When Murdoch wins, citizens lose
We tend to measure the influence of Rupert Murdoch's News Corp. in terms of the reach of Fox News or the circulation of the New York Post and the Wall Street Journal. But it is actually local television stations on which Murdoch has built his empire and increased his stranglehold on access to information.
He has done so, in large part, by taking advantage of a 1999 change in FCC rules that allowed a single company to own more than one television station in the same market. That arrangement, known as a duopoly, lets big conglomerates such as News Corp. buy up stations, reduce their staffs and consolidate newsrooms. Murdoch now has nine duopolies. According to Santa Clara University's Allen Hammond, a staggering 109 duopolies were created between 2000 and 2006.
The problem isn't just that control over the airwaves becomes concentrated; it's that such consolidation often results in the gutting of local news coverage. Duopoly owners tend to duplicate their local coverage and reduce the amount of airtime dedicated to community news. The subsequent lack of coverage gives local governments a free pass to operate without any real media scrutiny.
In New Jersey, for example, News Corp. owns both WWOR, northern New Jersey's local station, and WNYW just across the river in New York. In 2009, WWOR's only hour of local news was reduced to 30 minutes. And because so many news resources are shared between WWOR and WNYW (including, not incidentally, a co-anchor), very little of what is covered in the newscast focuses on northern New Jersey. As Sen. Frank Lautenberg (D-N.J.) complained to the New York Times, "We don't have a reliable station within our midst."
But media and democracy groups haven't taken that lying down. In 2007, a citizens' group called Voice for New Jersey challenged WWOR's license renewal. The FCC agreed to hold a public hearing and has since expanded its investigation to see whether News Corp. lied in filings about how much local coverage it actually offers and how many reporters it employs.
Duopolies are not the only gift the FCC has given to big corporate media. In 2007, the FCC relaxed its rules on cross-ownership, allowing a single company to own a newspaper as well as either a television or radio station in the same community. "The mogul's dream is the citizen's nightmare," The Nation's John Nichols wrote at the time.

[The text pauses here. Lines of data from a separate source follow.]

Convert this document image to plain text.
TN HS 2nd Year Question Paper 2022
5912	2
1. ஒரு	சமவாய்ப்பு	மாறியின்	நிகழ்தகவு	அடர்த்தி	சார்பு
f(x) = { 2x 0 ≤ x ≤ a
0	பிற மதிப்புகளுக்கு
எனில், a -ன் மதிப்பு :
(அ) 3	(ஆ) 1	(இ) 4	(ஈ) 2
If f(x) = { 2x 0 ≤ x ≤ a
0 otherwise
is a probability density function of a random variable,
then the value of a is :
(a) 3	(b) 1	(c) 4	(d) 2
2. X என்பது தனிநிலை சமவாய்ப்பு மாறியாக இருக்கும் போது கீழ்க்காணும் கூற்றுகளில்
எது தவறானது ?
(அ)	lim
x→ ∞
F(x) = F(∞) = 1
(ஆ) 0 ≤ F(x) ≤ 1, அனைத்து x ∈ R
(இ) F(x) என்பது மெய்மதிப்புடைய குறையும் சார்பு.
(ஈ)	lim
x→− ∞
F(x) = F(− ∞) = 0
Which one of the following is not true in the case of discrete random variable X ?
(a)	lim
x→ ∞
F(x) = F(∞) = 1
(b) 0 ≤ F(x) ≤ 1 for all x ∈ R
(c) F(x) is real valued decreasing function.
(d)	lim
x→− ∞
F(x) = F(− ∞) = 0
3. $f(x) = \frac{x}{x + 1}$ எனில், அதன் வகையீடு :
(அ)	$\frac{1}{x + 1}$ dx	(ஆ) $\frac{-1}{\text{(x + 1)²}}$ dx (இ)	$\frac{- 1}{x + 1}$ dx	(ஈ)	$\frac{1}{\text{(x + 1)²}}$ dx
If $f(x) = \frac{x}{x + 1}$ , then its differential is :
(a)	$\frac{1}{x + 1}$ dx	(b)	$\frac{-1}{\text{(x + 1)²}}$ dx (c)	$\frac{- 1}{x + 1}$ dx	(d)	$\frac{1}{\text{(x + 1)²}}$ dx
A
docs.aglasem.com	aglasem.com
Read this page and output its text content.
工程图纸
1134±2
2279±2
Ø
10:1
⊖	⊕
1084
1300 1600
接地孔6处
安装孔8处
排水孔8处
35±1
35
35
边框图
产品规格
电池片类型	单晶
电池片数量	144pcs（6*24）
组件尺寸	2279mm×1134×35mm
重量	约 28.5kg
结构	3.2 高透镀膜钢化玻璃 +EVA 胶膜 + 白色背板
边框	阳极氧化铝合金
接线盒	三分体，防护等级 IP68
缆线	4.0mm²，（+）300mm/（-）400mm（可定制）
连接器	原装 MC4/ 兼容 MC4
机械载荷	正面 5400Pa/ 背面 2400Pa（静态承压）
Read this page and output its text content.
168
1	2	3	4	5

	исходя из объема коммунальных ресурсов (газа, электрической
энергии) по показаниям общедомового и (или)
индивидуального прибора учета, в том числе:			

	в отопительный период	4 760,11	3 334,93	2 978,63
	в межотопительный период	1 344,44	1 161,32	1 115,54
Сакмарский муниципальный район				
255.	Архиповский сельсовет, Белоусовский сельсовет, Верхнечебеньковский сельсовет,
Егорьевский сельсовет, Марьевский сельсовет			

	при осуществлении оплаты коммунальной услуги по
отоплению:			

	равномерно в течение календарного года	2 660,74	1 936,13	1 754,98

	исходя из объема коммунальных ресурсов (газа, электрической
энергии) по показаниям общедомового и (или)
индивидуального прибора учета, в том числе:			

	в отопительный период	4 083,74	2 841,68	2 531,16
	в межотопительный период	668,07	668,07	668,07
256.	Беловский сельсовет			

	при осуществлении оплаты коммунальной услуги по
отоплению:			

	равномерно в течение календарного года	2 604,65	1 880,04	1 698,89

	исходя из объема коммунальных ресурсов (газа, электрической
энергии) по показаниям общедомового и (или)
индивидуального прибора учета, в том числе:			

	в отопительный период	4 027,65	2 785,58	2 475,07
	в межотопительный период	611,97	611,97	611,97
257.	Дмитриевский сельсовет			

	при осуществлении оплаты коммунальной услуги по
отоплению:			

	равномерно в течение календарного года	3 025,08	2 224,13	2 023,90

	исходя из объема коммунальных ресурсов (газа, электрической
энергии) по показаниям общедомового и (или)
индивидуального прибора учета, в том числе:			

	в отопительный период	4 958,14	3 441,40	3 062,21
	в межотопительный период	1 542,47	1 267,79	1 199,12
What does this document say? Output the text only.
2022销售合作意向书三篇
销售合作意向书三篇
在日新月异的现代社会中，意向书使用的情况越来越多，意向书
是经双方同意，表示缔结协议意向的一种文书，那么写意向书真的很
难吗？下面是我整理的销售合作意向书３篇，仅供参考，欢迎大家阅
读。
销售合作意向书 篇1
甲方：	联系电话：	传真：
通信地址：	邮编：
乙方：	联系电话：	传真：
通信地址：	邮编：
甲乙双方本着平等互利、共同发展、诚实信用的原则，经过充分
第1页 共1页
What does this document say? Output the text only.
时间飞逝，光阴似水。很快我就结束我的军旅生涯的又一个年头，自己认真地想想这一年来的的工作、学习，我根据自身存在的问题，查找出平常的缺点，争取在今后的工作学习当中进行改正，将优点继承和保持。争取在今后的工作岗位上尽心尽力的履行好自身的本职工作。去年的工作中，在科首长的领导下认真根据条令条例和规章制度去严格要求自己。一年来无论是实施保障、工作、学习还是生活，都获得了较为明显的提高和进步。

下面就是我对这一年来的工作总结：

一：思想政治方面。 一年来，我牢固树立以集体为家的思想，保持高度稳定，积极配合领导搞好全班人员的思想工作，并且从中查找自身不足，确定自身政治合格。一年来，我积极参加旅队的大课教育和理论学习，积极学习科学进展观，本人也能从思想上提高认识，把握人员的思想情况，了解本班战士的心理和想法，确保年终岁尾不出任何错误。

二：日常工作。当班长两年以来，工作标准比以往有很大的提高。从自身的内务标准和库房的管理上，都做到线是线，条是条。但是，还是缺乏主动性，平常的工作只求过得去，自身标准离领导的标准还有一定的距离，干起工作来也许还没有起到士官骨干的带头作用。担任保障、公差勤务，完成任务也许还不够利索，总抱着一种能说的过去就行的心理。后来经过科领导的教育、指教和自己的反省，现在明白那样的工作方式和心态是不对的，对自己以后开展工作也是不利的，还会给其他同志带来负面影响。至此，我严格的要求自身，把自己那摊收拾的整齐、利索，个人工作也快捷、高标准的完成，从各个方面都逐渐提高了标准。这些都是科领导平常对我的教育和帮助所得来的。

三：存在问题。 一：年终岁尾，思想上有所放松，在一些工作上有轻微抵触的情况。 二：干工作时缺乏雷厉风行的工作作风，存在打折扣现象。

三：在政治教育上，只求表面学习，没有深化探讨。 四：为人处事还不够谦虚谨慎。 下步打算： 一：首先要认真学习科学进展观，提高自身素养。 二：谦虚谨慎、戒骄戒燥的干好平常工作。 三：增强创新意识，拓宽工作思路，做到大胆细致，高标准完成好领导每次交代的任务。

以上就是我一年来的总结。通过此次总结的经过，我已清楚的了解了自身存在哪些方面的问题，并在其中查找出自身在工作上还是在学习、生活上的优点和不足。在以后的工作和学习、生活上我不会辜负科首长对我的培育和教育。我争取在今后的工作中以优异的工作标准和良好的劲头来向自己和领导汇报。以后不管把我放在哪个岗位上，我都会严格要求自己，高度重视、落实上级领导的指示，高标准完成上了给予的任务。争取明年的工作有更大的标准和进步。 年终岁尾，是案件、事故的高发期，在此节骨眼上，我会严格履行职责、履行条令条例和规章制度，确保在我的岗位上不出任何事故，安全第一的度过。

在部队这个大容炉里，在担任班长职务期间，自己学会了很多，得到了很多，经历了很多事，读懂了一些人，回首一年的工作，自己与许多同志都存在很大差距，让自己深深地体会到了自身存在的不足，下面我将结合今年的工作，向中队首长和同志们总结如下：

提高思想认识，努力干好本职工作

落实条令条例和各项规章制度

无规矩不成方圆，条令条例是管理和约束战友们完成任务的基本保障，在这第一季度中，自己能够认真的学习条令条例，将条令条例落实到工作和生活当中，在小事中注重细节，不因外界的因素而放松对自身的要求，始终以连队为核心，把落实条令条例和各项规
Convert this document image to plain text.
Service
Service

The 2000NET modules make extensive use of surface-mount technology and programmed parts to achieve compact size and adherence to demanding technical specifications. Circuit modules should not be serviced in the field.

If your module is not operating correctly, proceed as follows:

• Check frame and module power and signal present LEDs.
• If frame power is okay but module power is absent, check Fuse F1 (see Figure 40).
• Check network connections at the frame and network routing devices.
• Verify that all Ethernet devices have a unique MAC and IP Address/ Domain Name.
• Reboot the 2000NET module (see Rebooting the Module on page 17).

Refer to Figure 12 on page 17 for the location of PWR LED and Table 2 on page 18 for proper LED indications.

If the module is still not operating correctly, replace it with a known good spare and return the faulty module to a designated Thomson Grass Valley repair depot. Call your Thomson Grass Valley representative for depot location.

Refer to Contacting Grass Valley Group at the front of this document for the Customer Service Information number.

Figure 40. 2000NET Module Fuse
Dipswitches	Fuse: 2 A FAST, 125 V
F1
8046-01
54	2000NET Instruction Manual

Kevin Martin, the FCC chairman at that time, claimed that such rules would help newspapers and other local outlets survive in a challenging financial climate.
But Michael Copps and Jonathan Adelstein, the two Democrats on the commission, called the proposal "a wolf in sheep's clothing" and said it would result in less news, not more. "In the final analysis, the real winners today are businesses that are in many cases quite healthy," Copps said, "and the real losers are going to be all of us who depend on the news media to learn what's happening in our communities and to keep an eye on local government."
Then-Sen. Barack Obama and Sen. John Kerry (D-Mass.) asked the Appropriations Committee to deny funding for implementing the rules out of concern that it would reduce the number of minority- and female-owned stations nationwide. The rules have been challenged in court, and may soon be overturned; oral arguments in front of the U.S. Court of Appeals for the 3rd Circuit were heard at the end of February. But given the FCC's track record, it's an open question whether such a ruling would have a noticeable impact.
That's because the FCC has the authority to grant waivers to broadcasters if they can show that an otherwise prohibited merger is in the public interest. The FCC has shown a willingness, again and again, to disregard its own rules for the benefit of big media. In New Jersey, for example, News Corp.'s temporary waiver allowing it to own WWOR and the New York Post expired in 2008. But the FCC has taken no action.
While the relaxation of the duopoly rules still prevents certain TV station mergers (between two top-ranked stations, for example), broadcasters are circumventing them. According to Corie Wright of Free Press, these broadcasters are "entering into contractual agreements whereby they share news coverage and station operations, though they purport to maintain separate ownership structures. The arrangements result in duplicate coverage being aired on stations that are supposed to be competing for viewers." Complaints have been filed with the FCC; not surprisingly, the FCC has not acted.
The impact of media consolidation is not abstract. New Jersey has 566 municipalities, but the entire state has only two licensed commercial stations. When media conglomerates take control of those stations, consolidate their newsrooms, lay off reporters and duplicate coverage, it has the effect of creating a news vacuum across the state. Corruption goes unchecked. Local political issues with significant consequences go unnoticed. It also results in the decline of other important programming. According to a study by Children Now, duopoly stations decrease their amount of children's programming at four to five times the rate as non-duopoly stations.
It's time for the FCC to take its role and its obligations more seriously, to recognize that the public interest is not served by unchecked media consolidation. Access to news and information is fundamental to democracy; attempts to weaken it should be met with protest. If the FCC were doing its job, it would deny any further ownership waivers to News Corp. in New Jersey and elsewhere. And it would compel News Corp. to divest from any anti-competitive arrangement where a waiver has already expired.
Either the rules mean something in a democracy, or they don't.
Katrina vanden Heuvel is editor and publisher of The Nation. She writes a weekly online column for The Post.